Netbus has the ability to gain control of keystroke logging and injections, shut systems down, and perform screen captures. It can also be used to browse files, execute or delete file, open and close a computer's CD tray, format drives, and even create booting issues. It functions primarily through ".exe" files.
Netbus may also be known as Patch.exe or SysEdit.exe.
Netbus consists of a server program as well as a client program. The server version is installed on the victims' system, while the client version is installed on the systems used by the intruders. In addition, Netbus is able to randomly locate the systems that have an active Netbus server installed on them.
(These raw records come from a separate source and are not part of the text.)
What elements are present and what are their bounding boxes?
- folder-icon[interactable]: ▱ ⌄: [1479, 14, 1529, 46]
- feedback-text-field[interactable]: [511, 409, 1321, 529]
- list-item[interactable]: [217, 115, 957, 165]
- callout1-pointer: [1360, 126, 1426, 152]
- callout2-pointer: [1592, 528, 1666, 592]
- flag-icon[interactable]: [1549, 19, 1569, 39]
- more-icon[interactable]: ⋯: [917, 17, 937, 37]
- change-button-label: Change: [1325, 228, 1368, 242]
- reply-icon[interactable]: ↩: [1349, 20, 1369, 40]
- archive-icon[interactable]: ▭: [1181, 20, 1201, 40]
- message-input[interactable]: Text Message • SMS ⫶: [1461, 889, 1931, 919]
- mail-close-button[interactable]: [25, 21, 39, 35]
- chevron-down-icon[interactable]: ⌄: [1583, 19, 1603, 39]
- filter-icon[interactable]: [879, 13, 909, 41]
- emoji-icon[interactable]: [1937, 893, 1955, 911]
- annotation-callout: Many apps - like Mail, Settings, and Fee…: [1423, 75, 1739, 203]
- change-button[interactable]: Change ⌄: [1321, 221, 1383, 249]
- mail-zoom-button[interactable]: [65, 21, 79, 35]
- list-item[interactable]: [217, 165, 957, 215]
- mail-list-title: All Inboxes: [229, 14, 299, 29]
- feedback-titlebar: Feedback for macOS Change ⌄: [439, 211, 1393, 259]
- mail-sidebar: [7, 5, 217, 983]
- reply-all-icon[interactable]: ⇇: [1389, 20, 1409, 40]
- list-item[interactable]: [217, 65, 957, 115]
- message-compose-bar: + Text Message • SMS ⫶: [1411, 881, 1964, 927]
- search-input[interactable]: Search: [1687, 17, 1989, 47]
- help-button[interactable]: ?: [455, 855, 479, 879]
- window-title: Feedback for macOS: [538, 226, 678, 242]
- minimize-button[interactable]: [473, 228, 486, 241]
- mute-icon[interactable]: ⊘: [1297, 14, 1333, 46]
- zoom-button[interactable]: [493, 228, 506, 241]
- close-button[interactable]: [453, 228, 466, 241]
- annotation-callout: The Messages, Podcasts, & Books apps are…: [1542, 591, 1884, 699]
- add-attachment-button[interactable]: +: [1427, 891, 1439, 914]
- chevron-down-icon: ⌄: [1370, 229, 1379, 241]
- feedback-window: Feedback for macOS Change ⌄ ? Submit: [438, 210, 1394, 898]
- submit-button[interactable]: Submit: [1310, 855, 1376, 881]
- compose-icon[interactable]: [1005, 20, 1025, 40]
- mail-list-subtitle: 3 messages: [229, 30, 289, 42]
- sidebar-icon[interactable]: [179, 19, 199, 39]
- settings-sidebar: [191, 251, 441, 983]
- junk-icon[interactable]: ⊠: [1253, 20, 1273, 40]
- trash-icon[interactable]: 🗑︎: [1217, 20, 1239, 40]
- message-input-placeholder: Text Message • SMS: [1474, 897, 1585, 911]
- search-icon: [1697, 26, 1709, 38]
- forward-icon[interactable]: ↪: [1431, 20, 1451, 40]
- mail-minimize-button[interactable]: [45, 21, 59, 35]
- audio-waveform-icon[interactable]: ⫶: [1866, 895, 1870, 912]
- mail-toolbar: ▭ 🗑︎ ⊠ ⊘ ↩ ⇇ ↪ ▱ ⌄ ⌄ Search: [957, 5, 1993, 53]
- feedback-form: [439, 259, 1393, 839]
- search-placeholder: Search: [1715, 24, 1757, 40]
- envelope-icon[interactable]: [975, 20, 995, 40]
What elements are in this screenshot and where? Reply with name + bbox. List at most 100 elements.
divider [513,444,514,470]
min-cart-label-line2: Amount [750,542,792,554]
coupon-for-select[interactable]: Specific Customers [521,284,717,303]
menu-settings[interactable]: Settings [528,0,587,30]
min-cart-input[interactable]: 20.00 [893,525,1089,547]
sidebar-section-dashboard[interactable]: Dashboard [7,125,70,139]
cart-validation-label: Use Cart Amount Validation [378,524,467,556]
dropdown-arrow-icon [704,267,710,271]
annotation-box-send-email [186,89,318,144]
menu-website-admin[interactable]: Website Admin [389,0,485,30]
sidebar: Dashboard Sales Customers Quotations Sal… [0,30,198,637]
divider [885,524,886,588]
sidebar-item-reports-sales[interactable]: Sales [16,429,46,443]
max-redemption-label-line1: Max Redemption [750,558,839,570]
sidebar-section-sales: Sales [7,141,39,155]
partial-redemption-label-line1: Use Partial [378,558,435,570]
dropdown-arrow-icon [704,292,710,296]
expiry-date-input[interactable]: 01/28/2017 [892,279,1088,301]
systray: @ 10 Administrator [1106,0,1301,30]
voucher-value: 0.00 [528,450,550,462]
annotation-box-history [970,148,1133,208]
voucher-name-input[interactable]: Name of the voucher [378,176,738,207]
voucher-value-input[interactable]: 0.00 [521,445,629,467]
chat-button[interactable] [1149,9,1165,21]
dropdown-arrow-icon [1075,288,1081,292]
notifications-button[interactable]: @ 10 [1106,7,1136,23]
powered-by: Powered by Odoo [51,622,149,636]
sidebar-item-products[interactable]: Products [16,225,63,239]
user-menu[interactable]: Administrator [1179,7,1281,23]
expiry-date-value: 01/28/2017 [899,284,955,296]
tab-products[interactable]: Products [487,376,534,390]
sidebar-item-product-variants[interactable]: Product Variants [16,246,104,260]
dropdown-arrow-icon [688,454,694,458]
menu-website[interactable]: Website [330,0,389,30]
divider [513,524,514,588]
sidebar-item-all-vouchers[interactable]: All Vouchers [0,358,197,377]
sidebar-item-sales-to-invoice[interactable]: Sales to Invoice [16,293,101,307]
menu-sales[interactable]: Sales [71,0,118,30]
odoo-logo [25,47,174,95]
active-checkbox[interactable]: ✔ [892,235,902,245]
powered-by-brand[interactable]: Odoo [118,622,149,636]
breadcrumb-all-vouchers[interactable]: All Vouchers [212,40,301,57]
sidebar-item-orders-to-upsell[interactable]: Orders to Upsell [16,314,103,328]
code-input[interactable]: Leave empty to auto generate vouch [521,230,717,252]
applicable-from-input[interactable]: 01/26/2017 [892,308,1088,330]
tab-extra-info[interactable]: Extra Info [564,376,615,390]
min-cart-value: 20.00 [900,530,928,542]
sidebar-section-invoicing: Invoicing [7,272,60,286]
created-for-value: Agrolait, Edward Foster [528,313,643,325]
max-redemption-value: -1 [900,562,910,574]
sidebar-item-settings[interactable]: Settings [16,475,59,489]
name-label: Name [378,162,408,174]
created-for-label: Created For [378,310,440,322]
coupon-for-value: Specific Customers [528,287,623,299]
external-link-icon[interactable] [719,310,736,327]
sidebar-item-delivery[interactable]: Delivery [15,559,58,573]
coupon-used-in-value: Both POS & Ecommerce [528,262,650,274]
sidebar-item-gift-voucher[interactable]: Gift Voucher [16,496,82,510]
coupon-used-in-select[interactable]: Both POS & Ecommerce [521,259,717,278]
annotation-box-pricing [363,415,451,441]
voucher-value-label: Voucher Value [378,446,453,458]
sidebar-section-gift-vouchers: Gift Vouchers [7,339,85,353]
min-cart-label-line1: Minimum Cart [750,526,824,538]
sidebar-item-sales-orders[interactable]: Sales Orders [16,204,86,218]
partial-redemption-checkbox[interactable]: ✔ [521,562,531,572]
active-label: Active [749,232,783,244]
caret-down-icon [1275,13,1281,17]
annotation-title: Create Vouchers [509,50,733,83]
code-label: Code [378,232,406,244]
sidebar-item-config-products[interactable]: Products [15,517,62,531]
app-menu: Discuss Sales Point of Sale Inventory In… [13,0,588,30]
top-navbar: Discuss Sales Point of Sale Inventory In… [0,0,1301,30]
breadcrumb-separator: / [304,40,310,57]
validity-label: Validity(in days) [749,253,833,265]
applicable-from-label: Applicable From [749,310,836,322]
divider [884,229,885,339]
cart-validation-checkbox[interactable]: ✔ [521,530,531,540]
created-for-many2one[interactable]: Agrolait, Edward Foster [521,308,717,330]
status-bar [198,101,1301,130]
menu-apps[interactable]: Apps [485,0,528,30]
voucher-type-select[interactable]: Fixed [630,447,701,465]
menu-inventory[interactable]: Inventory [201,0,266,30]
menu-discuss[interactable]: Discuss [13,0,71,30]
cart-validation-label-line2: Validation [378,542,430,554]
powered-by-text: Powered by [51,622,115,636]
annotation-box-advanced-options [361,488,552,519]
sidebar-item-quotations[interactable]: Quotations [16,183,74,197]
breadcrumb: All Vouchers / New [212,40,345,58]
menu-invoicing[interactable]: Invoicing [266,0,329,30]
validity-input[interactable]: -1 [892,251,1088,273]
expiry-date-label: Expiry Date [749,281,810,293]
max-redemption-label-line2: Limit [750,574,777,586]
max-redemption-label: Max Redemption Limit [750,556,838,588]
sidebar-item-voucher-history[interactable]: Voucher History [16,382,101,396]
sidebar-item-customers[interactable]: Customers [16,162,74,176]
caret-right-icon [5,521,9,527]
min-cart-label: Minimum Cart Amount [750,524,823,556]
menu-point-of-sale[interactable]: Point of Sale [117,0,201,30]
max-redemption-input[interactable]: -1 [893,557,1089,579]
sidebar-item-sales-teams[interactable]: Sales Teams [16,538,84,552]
Netbus was developed by Swedish computer programmer Carl-Fredrik Neikter, who claimed to have developed it primarily for pulling computer pranks. Even so, Netbus has been notoriously abused for various malicious purposes. For example, in 1999, attackers used Netbus to plant child pornography on a law scholar's work computer at Lund University. Around 3,500 images were downloaded to the victim's computer, which was later discovered by the system administrators. As a result, the law scholar lost his research position at the institution, and had to flee from the country. In 2004, he was exonerated when the court found out that Netbus was used to carry out these illegal downloads.
Netbus functions more or less the same way as Back Orifice, another controversial software designed for remote system administration. It emerged in the lat '90s, when Netbus was already widely implemented.
The Netbus infection can be identified by verifying the Windows registry. If infected, Netbus can be removed either by using malware or spyware removal applications, or by manually deleting its entries in Windows registry.